If we believe the mind to be the result of a physical process, then I don't see it as too far-fetched to believe that different mind-sets can manifest in different physical outcomes.  This is of course related to placebos generally:
Langer came to believe that one way to enhance well-being was to use all sorts of placebos. Placebos aren’t just sugar pills disguised as medicine, though that’s the literal definition; they are any intervention, benign but believed by the recipient to be potent, that produces measurable physiological changes. Placebo effects are a striking phenomenon and still not all that well understood. Entire fields like psychoneuroimmunology and psychoendocrinology have emerged to investigate the relationship between psychological and physiological processes. Neuroscientists are charting what’s going on in the brain when expectations alone reduce pain or relieve Parkinson’s symptoms. More traditionally minded health researchers acknowledge the role of placebo effects and account for them in their experiments. But Langer goes well beyond that. She thinks they’re huge — so huge that in many cases they may actually be the main factor producing the results.
Now Langer is taking the research to an extreme - setting up a positive situation for women with stage 4 breast cancer, which the medical establishment essentially has no answers for. While it's hard to believe that this will work, it still seems to me to be an avenue worth pursuing.

12 October 2014

Poor title edition: "Are We Really Conscious?" in NYT

Article is by Michael Graziano from Princeton, "Are We Really Conscious?" posted Oct. 10, 2014.  I think the better headline would be "What Are We Really Conscious Of?" (I recognize that the authors usually don't pen the headlines).  In any case, Graziano has a theory about our awareness being a distortion of the reality, and that basic point is not a new one.  But there is one line which I object to, and it seems like Graziano himself contradicts it in the article.

Midway through, he writes: "But the argument here is that there is no subjective impression; there is only information in a data-processing device." ('Device' here referring to a brain). This is the classic reductionist move - it's only data processing. There's a non-recognition of the potential for levels of complexity and organization that give rise to interesting phenomena in their own right.  The reduction of a brain, which is a really interesting thing, not yet well understood, to a "device".

Further in the paragraph:  "The brain’s cognitive machinery accesses that interlinked information and derives several conclusions: There is a self, a me; there is a red thing nearby; there is such a thing as subjective experience; and I have an experience of that red thing."  Now this is at least a little more open to interesting investigation - what might we mean by self? what is a subjective experience?

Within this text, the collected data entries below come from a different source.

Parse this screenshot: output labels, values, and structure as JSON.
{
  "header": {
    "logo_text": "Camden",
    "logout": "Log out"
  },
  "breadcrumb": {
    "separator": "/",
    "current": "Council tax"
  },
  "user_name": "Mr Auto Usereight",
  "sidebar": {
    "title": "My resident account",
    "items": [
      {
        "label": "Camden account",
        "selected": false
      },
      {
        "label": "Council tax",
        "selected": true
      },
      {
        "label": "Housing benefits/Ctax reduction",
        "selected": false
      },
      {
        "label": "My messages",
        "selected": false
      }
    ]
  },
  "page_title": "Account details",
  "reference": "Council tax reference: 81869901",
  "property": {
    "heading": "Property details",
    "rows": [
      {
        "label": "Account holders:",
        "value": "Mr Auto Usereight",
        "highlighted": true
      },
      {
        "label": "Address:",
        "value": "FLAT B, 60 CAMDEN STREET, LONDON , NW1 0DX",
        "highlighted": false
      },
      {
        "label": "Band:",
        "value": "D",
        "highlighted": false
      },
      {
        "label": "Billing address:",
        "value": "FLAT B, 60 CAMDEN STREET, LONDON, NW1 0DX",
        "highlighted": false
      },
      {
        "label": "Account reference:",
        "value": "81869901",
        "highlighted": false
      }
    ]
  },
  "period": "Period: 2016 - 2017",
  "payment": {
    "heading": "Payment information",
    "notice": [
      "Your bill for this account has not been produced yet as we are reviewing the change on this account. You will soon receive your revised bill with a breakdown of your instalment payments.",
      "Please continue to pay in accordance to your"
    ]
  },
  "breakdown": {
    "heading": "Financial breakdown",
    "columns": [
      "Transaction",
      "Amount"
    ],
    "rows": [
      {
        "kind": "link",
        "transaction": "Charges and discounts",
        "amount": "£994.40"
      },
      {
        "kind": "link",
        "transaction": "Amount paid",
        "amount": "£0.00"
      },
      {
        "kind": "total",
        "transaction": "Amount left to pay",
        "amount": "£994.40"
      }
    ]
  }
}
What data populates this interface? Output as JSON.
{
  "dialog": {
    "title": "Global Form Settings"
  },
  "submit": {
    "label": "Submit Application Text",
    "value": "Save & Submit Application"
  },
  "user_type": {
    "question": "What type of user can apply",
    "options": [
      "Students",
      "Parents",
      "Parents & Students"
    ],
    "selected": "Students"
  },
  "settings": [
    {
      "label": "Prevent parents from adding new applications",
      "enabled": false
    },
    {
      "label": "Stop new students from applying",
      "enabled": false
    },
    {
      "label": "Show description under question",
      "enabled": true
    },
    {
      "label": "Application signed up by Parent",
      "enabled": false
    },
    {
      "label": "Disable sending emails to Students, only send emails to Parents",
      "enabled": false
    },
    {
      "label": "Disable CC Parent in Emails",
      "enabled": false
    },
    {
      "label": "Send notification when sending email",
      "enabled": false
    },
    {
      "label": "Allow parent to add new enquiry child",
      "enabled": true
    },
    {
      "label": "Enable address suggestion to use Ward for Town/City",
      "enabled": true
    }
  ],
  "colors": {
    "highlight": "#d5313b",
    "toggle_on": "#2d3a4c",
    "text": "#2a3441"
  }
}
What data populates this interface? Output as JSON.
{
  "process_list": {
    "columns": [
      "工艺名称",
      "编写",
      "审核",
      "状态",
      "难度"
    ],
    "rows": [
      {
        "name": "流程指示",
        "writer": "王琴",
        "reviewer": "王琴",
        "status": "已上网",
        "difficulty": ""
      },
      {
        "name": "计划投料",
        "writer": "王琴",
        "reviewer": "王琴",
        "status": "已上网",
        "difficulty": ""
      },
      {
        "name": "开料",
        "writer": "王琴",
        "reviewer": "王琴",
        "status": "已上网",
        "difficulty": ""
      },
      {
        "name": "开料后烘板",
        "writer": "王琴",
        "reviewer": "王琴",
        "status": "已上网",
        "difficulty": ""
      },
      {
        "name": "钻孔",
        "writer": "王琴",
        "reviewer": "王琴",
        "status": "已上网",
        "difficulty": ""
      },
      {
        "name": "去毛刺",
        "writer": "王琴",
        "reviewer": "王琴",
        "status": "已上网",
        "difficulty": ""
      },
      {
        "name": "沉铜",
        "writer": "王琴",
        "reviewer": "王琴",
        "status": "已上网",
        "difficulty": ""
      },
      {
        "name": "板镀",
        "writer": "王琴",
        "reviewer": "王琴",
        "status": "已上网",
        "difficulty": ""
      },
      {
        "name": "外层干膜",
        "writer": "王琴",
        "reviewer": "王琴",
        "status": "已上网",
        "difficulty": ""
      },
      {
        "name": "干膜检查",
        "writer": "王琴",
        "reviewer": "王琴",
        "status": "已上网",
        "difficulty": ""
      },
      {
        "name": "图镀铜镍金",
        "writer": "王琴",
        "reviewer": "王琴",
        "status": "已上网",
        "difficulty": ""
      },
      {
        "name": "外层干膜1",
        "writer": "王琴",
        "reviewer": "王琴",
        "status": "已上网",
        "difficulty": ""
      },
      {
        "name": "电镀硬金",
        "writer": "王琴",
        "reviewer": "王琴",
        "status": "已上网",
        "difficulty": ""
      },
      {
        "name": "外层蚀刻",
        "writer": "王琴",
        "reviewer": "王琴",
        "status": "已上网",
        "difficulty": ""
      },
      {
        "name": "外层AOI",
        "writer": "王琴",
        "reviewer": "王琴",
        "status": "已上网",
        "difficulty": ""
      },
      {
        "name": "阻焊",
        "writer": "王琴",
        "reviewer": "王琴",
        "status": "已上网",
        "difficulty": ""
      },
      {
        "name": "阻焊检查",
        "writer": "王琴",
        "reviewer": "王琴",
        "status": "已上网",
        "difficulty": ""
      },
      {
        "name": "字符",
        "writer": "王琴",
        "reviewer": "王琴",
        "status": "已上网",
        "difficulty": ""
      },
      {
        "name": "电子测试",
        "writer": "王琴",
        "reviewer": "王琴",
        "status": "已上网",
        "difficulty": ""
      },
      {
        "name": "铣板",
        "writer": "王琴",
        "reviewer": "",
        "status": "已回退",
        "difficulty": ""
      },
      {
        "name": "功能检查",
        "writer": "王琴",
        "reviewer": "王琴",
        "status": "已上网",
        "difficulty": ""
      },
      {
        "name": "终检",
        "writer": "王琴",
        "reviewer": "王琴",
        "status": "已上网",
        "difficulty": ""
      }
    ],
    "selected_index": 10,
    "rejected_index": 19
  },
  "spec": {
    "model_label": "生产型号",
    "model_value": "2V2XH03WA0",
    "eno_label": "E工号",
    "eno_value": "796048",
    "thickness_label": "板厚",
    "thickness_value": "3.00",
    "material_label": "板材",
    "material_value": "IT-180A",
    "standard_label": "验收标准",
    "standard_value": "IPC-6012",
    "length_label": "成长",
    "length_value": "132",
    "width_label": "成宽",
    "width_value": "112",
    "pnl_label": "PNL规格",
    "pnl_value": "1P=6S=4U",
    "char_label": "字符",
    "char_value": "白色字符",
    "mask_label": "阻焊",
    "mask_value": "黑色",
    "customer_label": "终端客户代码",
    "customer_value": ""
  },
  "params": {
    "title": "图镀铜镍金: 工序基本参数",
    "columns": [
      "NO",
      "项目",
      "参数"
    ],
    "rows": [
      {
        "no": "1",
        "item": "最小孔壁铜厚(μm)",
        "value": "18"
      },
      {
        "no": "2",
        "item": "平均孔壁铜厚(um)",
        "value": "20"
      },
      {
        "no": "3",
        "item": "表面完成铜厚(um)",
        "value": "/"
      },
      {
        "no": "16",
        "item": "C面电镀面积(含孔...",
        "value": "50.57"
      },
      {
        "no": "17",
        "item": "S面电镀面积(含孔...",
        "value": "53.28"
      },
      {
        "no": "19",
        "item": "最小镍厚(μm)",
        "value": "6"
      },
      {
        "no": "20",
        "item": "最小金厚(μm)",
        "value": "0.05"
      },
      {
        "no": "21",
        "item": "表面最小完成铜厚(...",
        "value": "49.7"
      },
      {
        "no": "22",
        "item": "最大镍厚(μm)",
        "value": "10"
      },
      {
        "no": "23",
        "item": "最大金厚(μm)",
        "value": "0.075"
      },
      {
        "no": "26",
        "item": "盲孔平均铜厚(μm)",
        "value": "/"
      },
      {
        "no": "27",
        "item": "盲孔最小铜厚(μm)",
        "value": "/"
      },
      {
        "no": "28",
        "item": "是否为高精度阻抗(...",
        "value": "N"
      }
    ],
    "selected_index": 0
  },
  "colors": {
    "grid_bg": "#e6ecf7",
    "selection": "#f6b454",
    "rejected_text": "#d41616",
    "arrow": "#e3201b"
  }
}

My conclusion these days is that a coherent view of 'self' is at the very least the entire organism (i.e. my whole body), and probably it needs to go beyond that, to extend some way into the environment.  So does my self have experiences - yes, I think it certainly does.  My body (which obviously includes my brain) reacts to experiences.  Experiences appear to have an information processing aspect or basis, and that's very interesting, but to end there is missing at least half the story (IMHO).

By the end, Graziano writes: "In this theory, awareness is not an illusion. It’s a caricature. Something — attention — really does exist, and awareness is a distorted accounting of it."

Ok, so which is it - do we have subjective experience or not?